As well as it happened to several other Qajar nobles, Reza Shah Pahlavi occupied most of Zia' os-Soltan's possessions and estates in Azerbaijan and made them crown domains (i.e., his own domains). Up from this point Amanollah Khan did not care about any political questions further more but only about his Tehran residence at Khiyaban-e Ferdowsi in Bagh-e Shah and his real estate and last two large villages left by the Pahlavis, Alamdar, near Tabriz, and Mehmandust, between Semnan and Damghan at the Caspian coast.

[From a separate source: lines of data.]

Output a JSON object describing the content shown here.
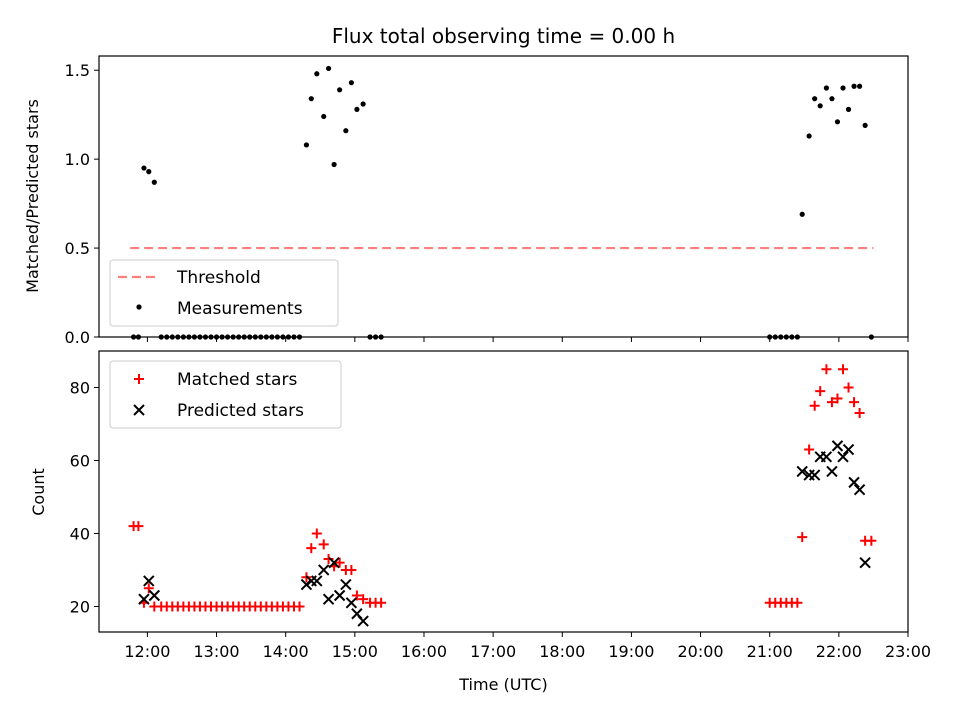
{
  "chart_data": [
    {
      "type": "scatter",
      "title": "Flux total observing time = 0.00 h",
      "ylabel": "Matched/Predicted stars",
      "ylim": [
        0,
        1.58
      ],
      "yticks": [
        0.0,
        0.5,
        1.0,
        1.5
      ],
      "ytick_labels": [
        "0.0",
        "0.5",
        "1.0",
        "1.5"
      ],
      "legend_position": "lower-left",
      "series": [
        {
          "name": "Threshold",
          "kind": "dashed-line",
          "color": "#ff7f7f",
          "x": [
            11.75,
            22.5
          ],
          "y": [
            0.5,
            0.5
          ]
        },
        {
          "name": "Measurements",
          "kind": "dot",
          "color": "#000000",
          "x": [
            11.8,
            11.87,
            11.95,
            12.02,
            12.1,
            12.2,
            12.28,
            12.36,
            12.44,
            12.52,
            12.6,
            12.68,
            12.76,
            12.84,
            12.92,
            13.0,
            13.08,
            13.16,
            13.24,
            13.32,
            13.4,
            13.48,
            13.56,
            13.64,
            13.72,
            13.8,
            13.88,
            13.96,
            14.04,
            14.12,
            14.2,
            14.3,
            14.37,
            14.45,
            14.55,
            14.62,
            14.7,
            14.78,
            14.87,
            14.95,
            15.03,
            15.12,
            15.22,
            15.3,
            15.38,
            21.0,
            21.08,
            21.16,
            21.24,
            21.32,
            21.4,
            21.47,
            21.57,
            21.65,
            21.73,
            21.82,
            21.9,
            21.98,
            22.06,
            22.14,
            22.22,
            22.3,
            22.38,
            22.47
          ],
          "y": [
            0,
            0,
            0.95,
            0.93,
            0.87,
            0,
            0,
            0,
            0,
            0,
            0,
            0,
            0,
            0,
            0,
            0,
            0,
            0,
            0,
            0,
            0,
            0,
            0,
            0,
            0,
            0,
            0,
            0,
            0,
            0,
            0,
            1.08,
            1.34,
            1.48,
            1.24,
            1.51,
            0.97,
            1.39,
            1.16,
            1.43,
            1.28,
            1.31,
            0,
            0,
            0,
            0,
            0,
            0,
            0,
            0,
            0,
            0.69,
            1.13,
            1.34,
            1.3,
            1.4,
            1.34,
            1.21,
            1.4,
            1.28,
            1.41,
            1.41,
            1.19,
            0
          ]
        }
      ]
    },
    {
      "type": "scatter",
      "xlabel": "Time (UTC)",
      "ylabel": "Count",
      "xlim": [
        11.3,
        23.0
      ],
      "ylim": [
        13,
        90
      ],
      "xticks": [
        12,
        13,
        14,
        15,
        16,
        17,
        18,
        19,
        20,
        21,
        22,
        23
      ],
      "xtick_labels": [
        "12:00",
        "13:00",
        "14:00",
        "15:00",
        "16:00",
        "17:00",
        "18:00",
        "19:00",
        "20:00",
        "21:00",
        "22:00",
        "23:00"
      ],
      "yticks": [
        20,
        40,
        60,
        80
      ],
      "ytick_labels": [
        "20",
        "40",
        "60",
        "80"
      ],
      "legend_position": "top-left",
      "series": [
        {
          "name": "Matched stars",
          "kind": "plus",
          "color": "#ff0000",
          "x": [
            11.8,
            11.87,
            11.95,
            12.02,
            12.1,
            12.2,
            12.28,
            12.36,
            12.44,
            12.52,
            12.6,
            12.68,
            12.76,
            12.84,
            12.92,
            13.0,
            13.08,
            13.16,
            13.24,
            13.32,
            13.4,
            13.48,
            13.56,
            13.64,
            13.72,
            13.8,
            13.88,
            13.96,
            14.04,
            14.12,
            14.2,
            14.3,
            14.37,
            14.45,
            14.55,
            14.62,
            14.7,
            14.78,
            14.87,
            14.95,
            15.03,
            15.12,
            15.22,
            15.3,
            15.38,
            21.0,
            21.08,
            21.16,
            21.24,
            21.32,
            21.4,
            21.47,
            21.57,
            21.65,
            21.73,
            21.82,
            21.9,
            21.98,
            22.06,
            22.14,
            22.22,
            22.3,
            22.38,
            22.47
          ],
          "y": [
            42,
            42,
            21,
            25,
            20,
            20,
            20,
            20,
            20,
            20,
            20,
            20,
            20,
            20,
            20,
            20,
            20,
            20,
            20,
            20,
            20,
            20,
            20,
            20,
            20,
            20,
            20,
            20,
            20,
            20,
            20,
            28,
            36,
            40,
            37,
            33,
            31,
            32,
            30,
            30,
            23,
            22,
            21,
            21,
            21,
            21,
            21,
            21,
            21,
            21,
            21,
            39,
            63,
            75,
            79,
            85,
            76,
            77,
            85,
            80,
            76,
            73,
            38,
            38
          ]
        },
        {
          "name": "Predicted stars",
          "kind": "x",
          "color": "#000000",
          "x": [
            11.95,
            12.02,
            12.1,
            14.3,
            14.37,
            14.45,
            14.55,
            14.62,
            14.7,
            14.78,
            14.87,
            14.95,
            15.03,
            15.12,
            21.47,
            21.57,
            21.65,
            21.73,
            21.82,
            21.9,
            21.98,
            22.06,
            22.14,
            22.22,
            22.3,
            22.38
          ],
          "y": [
            22,
            27,
            23,
            26,
            27,
            27,
            30,
            22,
            32,
            23,
            26,
            21,
            18,
            16,
            57,
            56,
            56,
            61,
            61,
            57,
            64,
            61,
            63,
            54,
            52,
            32
          ]
        }
      ]
    }
  ]
}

There is another story run within his family: "One day Reza Shah visited Zia' os-Soltan at his residence in Bagh-e Shah. The monarch's eyes fall on a rosary (tasbih) of Zia os-Soltan fully made of fine rubies. This jewel pleased the shah so much that he asked him about it, what in fact was an order to Zia os-Soltan to give the shah that rosary as a gift."